If you currently find that your scale is leaning more towards to the work component over life, how can you balance it in your life?

Jeff Stibel of Harvard Business Review outlines seven ways that you can create more balance and be happier at work:

  1. Smile –  Turns out, smiling is directly linked to happiness. It may have started as a correlation but, over time, the brain linked the two. Don’t believe me? Try this: smile (a nice big smile) and attempt to think of something negative. Either you will stop smiling or you won’t be able to hold the negative thought.
  2. Stop worrying – Worrying happens to be one of humanity’s best traits. It is the underlying emotion behind foresight, planning, and forecasting. We worry because some future event is uncertain and that feeling is a cue for us to start thinking about how to address it. The problem is, we worry too much about things that are out of our control (like the economy, stupid). Stop sweating the small stuff!
  3. Take a break – Overworking people to exhaustion is a horrible way to extract knowledge from people. Taking a break provides an opportunity to reflect and often it is during such times when the best ideas, our deepest insights, emerge.
  4. Do things differently – Part of the problem at work for many people is boredom. We are stuck in a rut where we come in and do the same thing over and over and over again. Get your enthusiasm back by doing things differently.
  5. Stop managing and start leading – If you’re in management, you need to find ways to motivate and stimulate your employees. How? Stretch their minds. Empower your team by giving them more responsibility, more decision-making power, more autonomy. Equally important: be inclusive. Explain what is happening in the company as a whole and give your employees a broader perspective on how their jobs influence the overall business.
  6. Delegate – Being controlling is bad for business, not to mention bad for your physical and mental health. The best leaders always look for people better, smarter, and more capable than themselves.
  7. Have fun – Here is some tough advice: If you don’t like what you are doing, stop doing it. Life is too short to not have fun. I love what I do and when I stop loving it, I do something else. Even in this economy, you will be in high demand if you are good at what you do — and can do it with a smile on your face.

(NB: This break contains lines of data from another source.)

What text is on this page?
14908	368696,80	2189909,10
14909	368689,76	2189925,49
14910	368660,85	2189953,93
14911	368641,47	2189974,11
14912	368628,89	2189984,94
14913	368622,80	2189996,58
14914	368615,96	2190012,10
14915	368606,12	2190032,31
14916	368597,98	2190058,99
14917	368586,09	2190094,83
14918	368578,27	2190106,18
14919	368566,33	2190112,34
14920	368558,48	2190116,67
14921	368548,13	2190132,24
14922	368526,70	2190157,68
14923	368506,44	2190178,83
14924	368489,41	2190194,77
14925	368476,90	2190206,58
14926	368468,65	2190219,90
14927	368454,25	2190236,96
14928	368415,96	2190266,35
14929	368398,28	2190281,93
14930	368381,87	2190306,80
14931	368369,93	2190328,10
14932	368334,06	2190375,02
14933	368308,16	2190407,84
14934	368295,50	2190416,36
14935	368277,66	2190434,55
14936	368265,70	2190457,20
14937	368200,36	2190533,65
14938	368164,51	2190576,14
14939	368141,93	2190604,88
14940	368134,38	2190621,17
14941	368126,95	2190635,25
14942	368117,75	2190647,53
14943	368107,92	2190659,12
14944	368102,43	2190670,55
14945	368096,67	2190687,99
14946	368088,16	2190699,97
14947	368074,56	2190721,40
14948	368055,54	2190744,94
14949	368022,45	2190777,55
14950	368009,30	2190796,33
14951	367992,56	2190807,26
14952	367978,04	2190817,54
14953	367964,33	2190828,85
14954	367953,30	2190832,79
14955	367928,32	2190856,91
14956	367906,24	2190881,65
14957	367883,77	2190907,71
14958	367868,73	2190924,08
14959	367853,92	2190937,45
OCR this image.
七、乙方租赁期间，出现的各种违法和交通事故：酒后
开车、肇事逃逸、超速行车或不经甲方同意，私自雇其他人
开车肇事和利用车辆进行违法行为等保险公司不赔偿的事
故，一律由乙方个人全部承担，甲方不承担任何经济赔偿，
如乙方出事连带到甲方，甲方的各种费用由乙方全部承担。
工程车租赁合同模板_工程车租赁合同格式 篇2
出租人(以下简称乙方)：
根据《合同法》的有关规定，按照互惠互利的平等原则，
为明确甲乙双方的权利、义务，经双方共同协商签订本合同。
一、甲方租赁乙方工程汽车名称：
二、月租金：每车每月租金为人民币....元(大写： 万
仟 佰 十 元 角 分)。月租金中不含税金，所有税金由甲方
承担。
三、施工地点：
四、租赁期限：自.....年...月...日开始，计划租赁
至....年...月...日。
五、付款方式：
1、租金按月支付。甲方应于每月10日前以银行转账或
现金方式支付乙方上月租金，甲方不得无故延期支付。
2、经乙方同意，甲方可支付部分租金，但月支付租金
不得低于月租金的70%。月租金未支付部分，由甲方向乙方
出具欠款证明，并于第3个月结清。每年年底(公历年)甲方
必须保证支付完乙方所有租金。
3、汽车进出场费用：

Not sure of where to start when it comes to work-life balance for your employees? Forbes outlines five easy steps to A+ work-life balance:

  1. Talk the talk – Put work-life balance in your Core Values, post it prominently and create opportunities to talk about what that means with your employees.
  2. Walk the walk – You have to model it. Avoid email on weekends and at night. Take vacations. Give employees rewards of experiences (dinner for two, an activity for kids) that show you care about their life outside the office.
  3. Ask! – How many employers have actually asked their employees what they would want to have a satisfactory work-life balance? It might not be as long a list as you think. Make time to find out what balance looks like for each employee and work together to make it happen.
  4. Get out of the 9-7 box – Give employees more flexible schedules! If you think they will take advantage then they are probably not employees you should trust to begin with. Judge on performance not hours of tushes in seats.
  5. Celebrate families – Let your employees know their kids and families are your concern and interest too.

I think my colleague here at Challenge Consulting summed up this topic best, as a result of the combination of Australia’s low birth rate, low unemployment rates and ageing population, Australia is going to have to really embrace flexibility in the workforce. In my opinion work/life balance is still very much paid “lip service” and very few organisations truly embrace the concept. I think the simple adage of “work to live, not live to work” sums it up. We all just need to learn to live it.

How do you learn to live it? How have you created a work-life balance in your life?